My partner Kellee found this interesting piece from Forbes about Jessica Sanchez, and why she, the front-runner and without question the most brilliant singer, is not garnering the votes she needs to actually win. Written by Filipina-American executive/entrepeneur career coach Caroline Ceniza-Levine, the piece identifies three key mistakes that Jessica is making. Ceniza-Levine’s point is that these three mistakes are ones that many if not most front-runners tend to make on the job market:
The three mistakes are:
- Picking the Wrong Things to Highlight
- Forgetting Who the Decision Makers Are
- Underestimating the Importance of Likeability
I am going to let you read the article on the second and the third mistakes, but I want to quote the author on the first, Picking The Wrong Things to Highlight:
“Of the thousands of available songs out there, Jessica selected a lesser-known one. Instead of having an immediately relatable connection to start with (yes, we both know this song!), she started with a gap between her and her audience. Candidates do this all the time when they pick projects or accomplishments to highlight that bear little relevance to the prospective employer. You have years of experience and multiple projects to choose from, so what you choose to highlight must represent you well (Jessica did this) AND must resonate with the prospective employer (“Stuttering” did not). A real-life example: I recently coached a manager-level supply chain candidate interviewing for a chemical company.

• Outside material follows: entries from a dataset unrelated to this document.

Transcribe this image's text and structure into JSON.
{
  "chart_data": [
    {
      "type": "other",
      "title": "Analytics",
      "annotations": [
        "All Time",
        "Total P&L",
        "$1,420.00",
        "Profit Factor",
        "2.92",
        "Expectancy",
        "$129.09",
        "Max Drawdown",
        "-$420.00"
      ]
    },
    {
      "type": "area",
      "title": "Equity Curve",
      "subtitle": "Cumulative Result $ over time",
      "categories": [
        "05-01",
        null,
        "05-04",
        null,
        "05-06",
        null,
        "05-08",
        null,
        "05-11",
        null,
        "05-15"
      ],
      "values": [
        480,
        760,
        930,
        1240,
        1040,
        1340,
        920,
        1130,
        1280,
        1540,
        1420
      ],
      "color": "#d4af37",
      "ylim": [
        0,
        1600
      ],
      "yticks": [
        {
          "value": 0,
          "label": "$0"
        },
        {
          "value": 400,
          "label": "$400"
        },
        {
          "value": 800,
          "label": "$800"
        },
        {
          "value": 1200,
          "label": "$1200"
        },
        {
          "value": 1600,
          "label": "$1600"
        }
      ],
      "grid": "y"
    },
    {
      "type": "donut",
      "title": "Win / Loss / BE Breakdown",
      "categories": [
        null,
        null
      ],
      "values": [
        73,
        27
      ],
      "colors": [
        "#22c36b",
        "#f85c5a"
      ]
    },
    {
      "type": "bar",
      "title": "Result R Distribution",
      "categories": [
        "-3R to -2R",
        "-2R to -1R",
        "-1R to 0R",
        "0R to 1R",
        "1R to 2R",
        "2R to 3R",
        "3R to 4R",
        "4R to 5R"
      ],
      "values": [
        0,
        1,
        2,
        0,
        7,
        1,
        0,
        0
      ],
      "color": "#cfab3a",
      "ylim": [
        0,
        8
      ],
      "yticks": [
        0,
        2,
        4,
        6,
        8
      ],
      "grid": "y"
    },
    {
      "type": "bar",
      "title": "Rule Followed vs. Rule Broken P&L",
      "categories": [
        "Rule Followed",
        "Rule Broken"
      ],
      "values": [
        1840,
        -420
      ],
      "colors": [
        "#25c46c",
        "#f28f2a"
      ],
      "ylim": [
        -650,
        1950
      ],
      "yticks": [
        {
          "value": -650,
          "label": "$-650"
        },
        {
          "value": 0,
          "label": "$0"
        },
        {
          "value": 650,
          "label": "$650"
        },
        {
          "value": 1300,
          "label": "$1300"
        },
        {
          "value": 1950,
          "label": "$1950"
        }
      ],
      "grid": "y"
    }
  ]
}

When asked for a quantitative example, he talked about a statistics project. Bad choice because his role didn’t require statistics, but rather more finance and accounting. Not all songs are equal. Not all quantitative examples are equal. You want to pick based on who you’re singing to or interviewing with.”
How many times have I worked with a job candidate during an Interview Bootcamp who offered a response that was totally reasonable, and totally ill-considered? In other words, the answer was perfectly valid and true of her record, it just was COMPLETELY OFF POINT for the job at hand. If the job is seeking a Victorianist, and strictly a Victorianist, then nobody is going to be compelled by your side project on Milton. Lead with Milton, and regardless of how brilliant and original the project, you will lose the job. Your answers need to be all-Victorianist, all the time.
Ceniza-Levine concludes: “You might be a great candidate, but your background will not speak for itself. You still need to highlight the right things that your prospective employer cares about. You still need to frame your message to the specific decision-makers of your hire, not just anyone in the company. You still need to develop rapport and be likeable.”
Jessica Sanchez needs to learn this, and so do you.